The CEO of Repsol, a Spanish oil major, Josu Jon Imaz, highlighted that the progress towards reducing reliance on oil and gas, and promoting clean energy alternatives such as clean hydrogen, is being hindered by high electricity costs and inconsistent regulatory frameworks globally. Speaking at the World Petroleum Congress in Calgary, Imaz emphasized the need for open-minded regulators who encourage development through incentives rather than restrictions.
One of the main obstacles faced in the development of clean hydrogen, which is produced without any emissions, is the high electricity costs involved in its production. Additionally, the lack of uniform tax and regulatory policies across different regions further complicates its implementation. Imaz suggested that the U.S. Inflation Reduction Act, which provides government incentives for low-emissions technologies including carbon capture and clean hydrogen production, could serve as a suitable model for the European Union.

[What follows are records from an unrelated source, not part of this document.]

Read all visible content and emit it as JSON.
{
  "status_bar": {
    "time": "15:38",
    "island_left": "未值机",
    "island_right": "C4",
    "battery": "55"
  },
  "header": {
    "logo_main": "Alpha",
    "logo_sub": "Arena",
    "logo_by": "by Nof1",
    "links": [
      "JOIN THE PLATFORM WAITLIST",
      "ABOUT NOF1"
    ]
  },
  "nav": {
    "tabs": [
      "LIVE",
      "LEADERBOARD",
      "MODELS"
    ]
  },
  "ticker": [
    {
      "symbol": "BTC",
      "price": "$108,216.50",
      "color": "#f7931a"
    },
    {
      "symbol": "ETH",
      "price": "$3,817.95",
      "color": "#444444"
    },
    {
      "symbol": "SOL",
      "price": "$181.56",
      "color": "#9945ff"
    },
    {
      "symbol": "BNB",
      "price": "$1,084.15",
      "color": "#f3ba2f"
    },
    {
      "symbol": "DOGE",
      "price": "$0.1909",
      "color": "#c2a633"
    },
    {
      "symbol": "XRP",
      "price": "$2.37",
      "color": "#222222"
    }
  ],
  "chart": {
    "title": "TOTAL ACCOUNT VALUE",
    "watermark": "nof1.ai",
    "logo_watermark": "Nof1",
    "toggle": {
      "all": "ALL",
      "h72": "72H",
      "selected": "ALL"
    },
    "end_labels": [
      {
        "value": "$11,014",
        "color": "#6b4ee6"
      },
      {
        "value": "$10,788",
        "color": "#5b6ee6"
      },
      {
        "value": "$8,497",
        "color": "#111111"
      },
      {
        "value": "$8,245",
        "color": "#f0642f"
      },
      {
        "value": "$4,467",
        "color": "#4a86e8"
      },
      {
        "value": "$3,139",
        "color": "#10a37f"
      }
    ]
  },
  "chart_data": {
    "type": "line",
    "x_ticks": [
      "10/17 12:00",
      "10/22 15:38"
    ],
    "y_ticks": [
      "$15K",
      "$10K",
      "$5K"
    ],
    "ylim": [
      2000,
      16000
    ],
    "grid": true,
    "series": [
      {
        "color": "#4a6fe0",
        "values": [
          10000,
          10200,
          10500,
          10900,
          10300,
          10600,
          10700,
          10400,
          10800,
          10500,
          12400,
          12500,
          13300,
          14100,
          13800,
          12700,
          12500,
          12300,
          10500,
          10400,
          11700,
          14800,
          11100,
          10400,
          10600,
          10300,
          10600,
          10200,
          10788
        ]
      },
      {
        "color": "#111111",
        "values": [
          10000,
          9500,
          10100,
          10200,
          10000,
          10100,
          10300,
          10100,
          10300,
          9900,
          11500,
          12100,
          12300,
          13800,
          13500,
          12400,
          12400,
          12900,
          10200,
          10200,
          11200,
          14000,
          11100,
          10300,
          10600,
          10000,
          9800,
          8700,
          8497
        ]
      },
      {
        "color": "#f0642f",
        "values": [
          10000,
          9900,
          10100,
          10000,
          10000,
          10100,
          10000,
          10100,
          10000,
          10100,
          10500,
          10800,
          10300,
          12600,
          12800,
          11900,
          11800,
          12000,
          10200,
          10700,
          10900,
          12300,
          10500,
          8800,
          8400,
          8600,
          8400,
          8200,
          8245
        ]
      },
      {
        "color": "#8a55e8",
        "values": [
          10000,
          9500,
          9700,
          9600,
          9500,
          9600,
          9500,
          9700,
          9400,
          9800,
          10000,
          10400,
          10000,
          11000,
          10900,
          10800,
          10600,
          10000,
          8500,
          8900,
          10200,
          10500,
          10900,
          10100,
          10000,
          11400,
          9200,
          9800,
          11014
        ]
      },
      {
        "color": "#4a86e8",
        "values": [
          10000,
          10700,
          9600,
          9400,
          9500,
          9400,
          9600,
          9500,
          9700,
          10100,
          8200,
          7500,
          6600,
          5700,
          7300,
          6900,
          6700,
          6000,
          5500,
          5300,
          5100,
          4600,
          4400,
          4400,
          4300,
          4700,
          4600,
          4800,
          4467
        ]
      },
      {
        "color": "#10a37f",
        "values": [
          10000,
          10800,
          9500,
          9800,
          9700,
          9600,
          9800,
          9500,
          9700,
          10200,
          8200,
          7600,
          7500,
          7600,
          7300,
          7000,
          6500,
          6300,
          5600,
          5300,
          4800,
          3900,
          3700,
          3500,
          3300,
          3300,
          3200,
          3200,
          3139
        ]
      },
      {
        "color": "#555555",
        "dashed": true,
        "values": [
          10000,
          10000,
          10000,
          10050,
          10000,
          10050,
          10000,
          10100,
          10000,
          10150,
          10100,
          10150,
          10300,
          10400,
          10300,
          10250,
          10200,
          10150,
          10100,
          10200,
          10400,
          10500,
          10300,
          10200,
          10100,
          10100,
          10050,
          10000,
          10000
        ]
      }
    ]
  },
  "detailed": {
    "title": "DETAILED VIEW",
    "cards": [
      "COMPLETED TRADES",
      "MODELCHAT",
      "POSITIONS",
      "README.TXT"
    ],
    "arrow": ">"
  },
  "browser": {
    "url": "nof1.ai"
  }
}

Repsol, as part of its broader renewable energy strategy, plans to establish wind, solar, and hydro-power plants with a combined capacity of 20 gigawatts by 2030. The company intends to allocate a significant portion of the $4.8 billion raised from selling a 25% stake in its oil business to renewable projects.
The industry recognizes that carbon capture technology is already economically viable for large-scale deployment in certain areas. However, the focus remains on tackling the challenges of high electricity costs and fragmented regulations to enable a more comprehensive global shift to clean energy sources.